Come Holy Spirit
This Sunday is the Day of Pentecost, one of the principle feast days of the church (i.e. one of our greatest and most important holy days). It's the day when we hear the story (Acts 2) of the Holy Spirit coming upon the disciples with a rushing wind and tongues of fire. It's a story we know well, but I also suspect that we may have a falty impression of what the story is about.
It would be easy to read the story of Pentecost and think it's all about deliverance, celebration, victory, and strength. After all, wind and fire - the signs of Pentecost - are mighty. And what is the Holy Spirit if not the new manifestation of God's power on earth, ready to equip and empower us with signs of wonder? And that's correct, in a way. The Holy Spirit is the presence of Christ in the world.
Except, it's the presence of the crucified and resurrected Christ, which means it is not so simple as we might like or prefer. As famed preacher David Lose writes, "In the cross of Christ, we see God's strength mediated through suffering, God's victory achieved through defeat, and new life pledged and provided through death. The crucified and resurrected God we meet in Jesus is a God of paradox, and so we should look for no less in God's Holy Spirit." Maybe it's time to rethink our understanding of the Holy Spirit, the Third Person of the Trinity who we all-too-often forget to fully recognize and claim. The Holy Spirit does not come to solve our problems but to create them.

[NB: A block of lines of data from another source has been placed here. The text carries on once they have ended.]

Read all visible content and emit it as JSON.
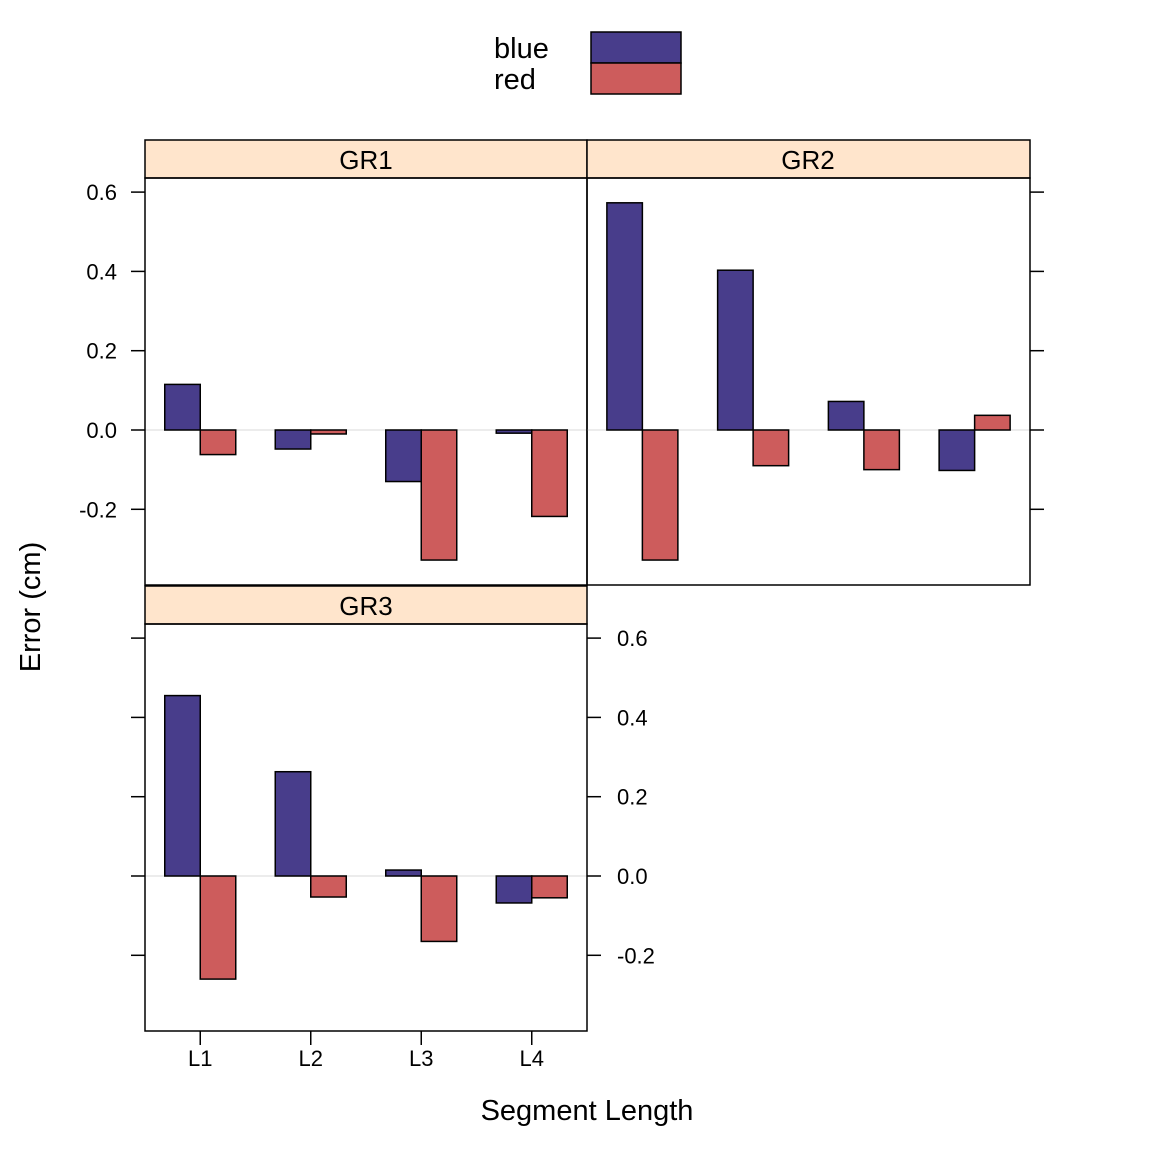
{
  "chart_data": {
    "type": "bar",
    "layout": "trellis",
    "xlabel": "Segment Length",
    "ylabel": "Error (cm)",
    "categories": [
      "L1",
      "L2",
      "L3",
      "L4"
    ],
    "ylim": [
      -0.4,
      0.6
    ],
    "yticks": [
      -0.2,
      0.0,
      0.2,
      0.4,
      0.6
    ],
    "ytick_labels": [
      "-0.2",
      "0.0",
      "0.2",
      "0.4",
      "0.6"
    ],
    "legend": {
      "position": "top",
      "entries": [
        {
          "name": "blue",
          "color": "#483D8B"
        },
        {
          "name": "red",
          "color": "#CD5C5C"
        }
      ]
    },
    "panels": [
      {
        "title": "GR1",
        "series": [
          {
            "name": "blue",
            "values": [
              0.115,
              -0.048,
              -0.13,
              -0.008
            ]
          },
          {
            "name": "red",
            "values": [
              -0.062,
              -0.01,
              -0.328,
              -0.218
            ]
          }
        ]
      },
      {
        "title": "GR2",
        "series": [
          {
            "name": "blue",
            "values": [
              0.573,
              0.403,
              0.072,
              -0.102
            ]
          },
          {
            "name": "red",
            "values": [
              -0.328,
              -0.09,
              -0.1,
              0.037
            ]
          }
        ]
      },
      {
        "title": "GR3",
        "series": [
          {
            "name": "blue",
            "values": [
              0.455,
              0.263,
              0.015,
              -0.068
            ]
          },
          {
            "name": "red",
            "values": [
              -0.26,
              -0.053,
              -0.165,
              -0.055
            ]
          }
        ]
      }
    ]
  }
}
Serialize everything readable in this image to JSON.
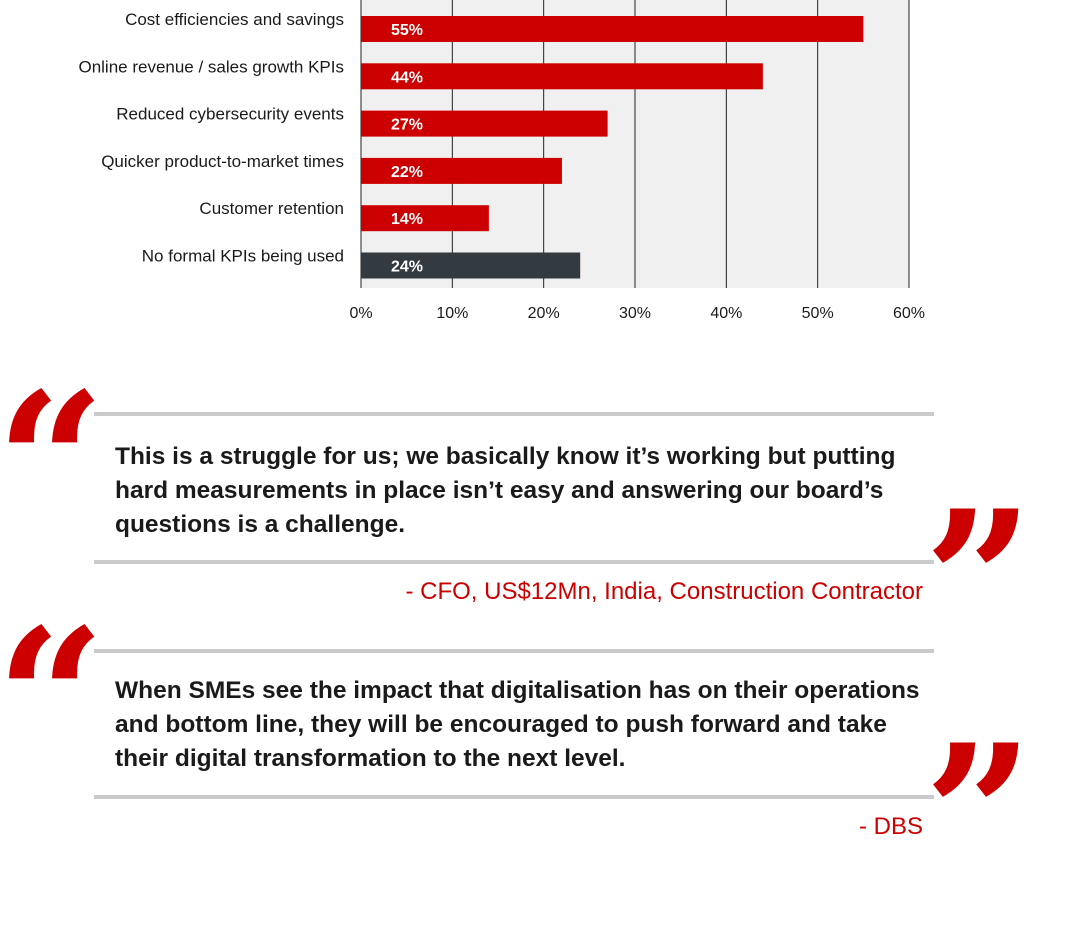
{
  "chart_data": {
    "type": "bar",
    "orientation": "horizontal",
    "categories": [
      "Cost efficiencies and savings",
      "Online revenue / sales growth KPIs",
      "Reduced cybersecurity events",
      "Quicker product-to-market times",
      "Customer retention",
      "No formal KPIs being used"
    ],
    "values": [
      55,
      44,
      27,
      22,
      14,
      24
    ],
    "value_labels": [
      "55%",
      "44%",
      "27%",
      "22%",
      "14%",
      "24%"
    ],
    "bar_colors": [
      "#cc0000",
      "#cc0000",
      "#cc0000",
      "#cc0000",
      "#cc0000",
      "#333a40"
    ],
    "xlim": [
      0,
      60
    ],
    "ticks": [
      0,
      10,
      20,
      30,
      40,
      50,
      60
    ],
    "tick_labels": [
      "0%",
      "10%",
      "20%",
      "30%",
      "40%",
      "50%",
      "60%"
    ],
    "plot_background": "#f0f0f0",
    "grid": true,
    "title": "",
    "xlabel": "",
    "ylabel": ""
  },
  "quotes": [
    {
      "text": "This is a struggle for us; we basically know it’s working but putting hard measurements in place isn’t easy and answering our board’s questions is a challenge.",
      "attribution": "- CFO, US$12Mn, India, Construction Contractor"
    },
    {
      "text": "When SMEs see the impact that digitalisation has on their operations and bottom line, they will be encouraged to push forward and take their digital transformation to the next level.",
      "attribution": "- DBS"
    }
  ],
  "colors": {
    "accent": "#cc0000",
    "neutral_bar": "#333a40",
    "rule": "#c8cacc",
    "text": "#1a1a1a"
  }
}
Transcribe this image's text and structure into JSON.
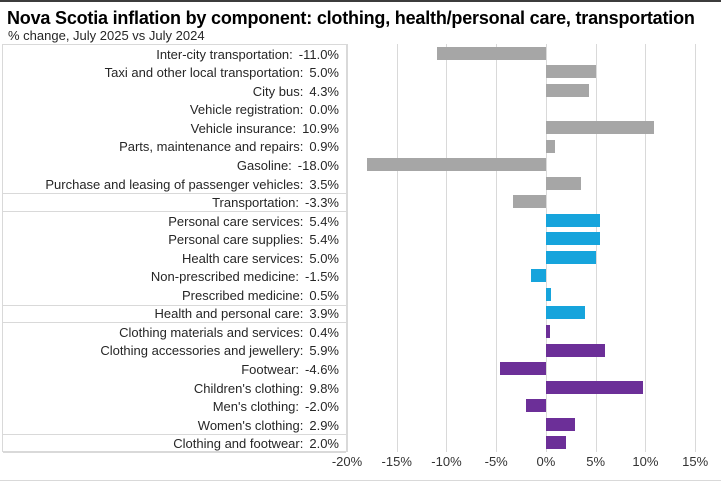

Think about it: absent the coming of the Holy Spirit, the disciples would have gone back to their previous careers as fishermen. But once the Spirit comes, however, that return to normalcy is no longer an option. With the Spirit in them, they are compelled to travel the world and share the unlikely message that God has redeemed the world through an itinerant preacher from the backwaters of Palestine - who, by the way, was executed for treason and blasphemy.
The Holy Spirit doesn't solve the disciples' problems. The Holy Spirit creates them.
I hope you had a chance to read New York Times columnist David Brooks recent piece that challenged new college graduates to jetison the American obsession with self-fulfillment (you know, "finding ouselves") and instead "find themselves" in service to others by rising to the challenges they discover all around and outside of them. "Most successful young people," he writes, "don't look inside and then plan a life. The look outside and find a problem, which summons their life.... Most people don't form a self and then lead a life. They are called by a problem, and the self is constructed gradually by their calling."
The same is true for us as followers of Jesus, as a church, and as people filled with the Holy Spirit to be about God's work in the world. No amount of time spent on developing a mission statement or devising new member campaigns can substitute for looking around us and asking, "Who needs us?" and "What can we do with our resources to bear God's love to this part of the world?"
The Holy Spirit is not here to solve our problems, but to create them by showing us where we are needed--where our talents and skills and passion can and should be to help bring about God's healing and redemption. Being a Christian isn't only about discovering peace and tranquility, but also about being challenged to grow.
So this Pentecost, I hope you'll come and feel again the power of the Holy Spirit. Just don't be surprised if your life starts getting wonderfully, meaningfully, joyfully complicated.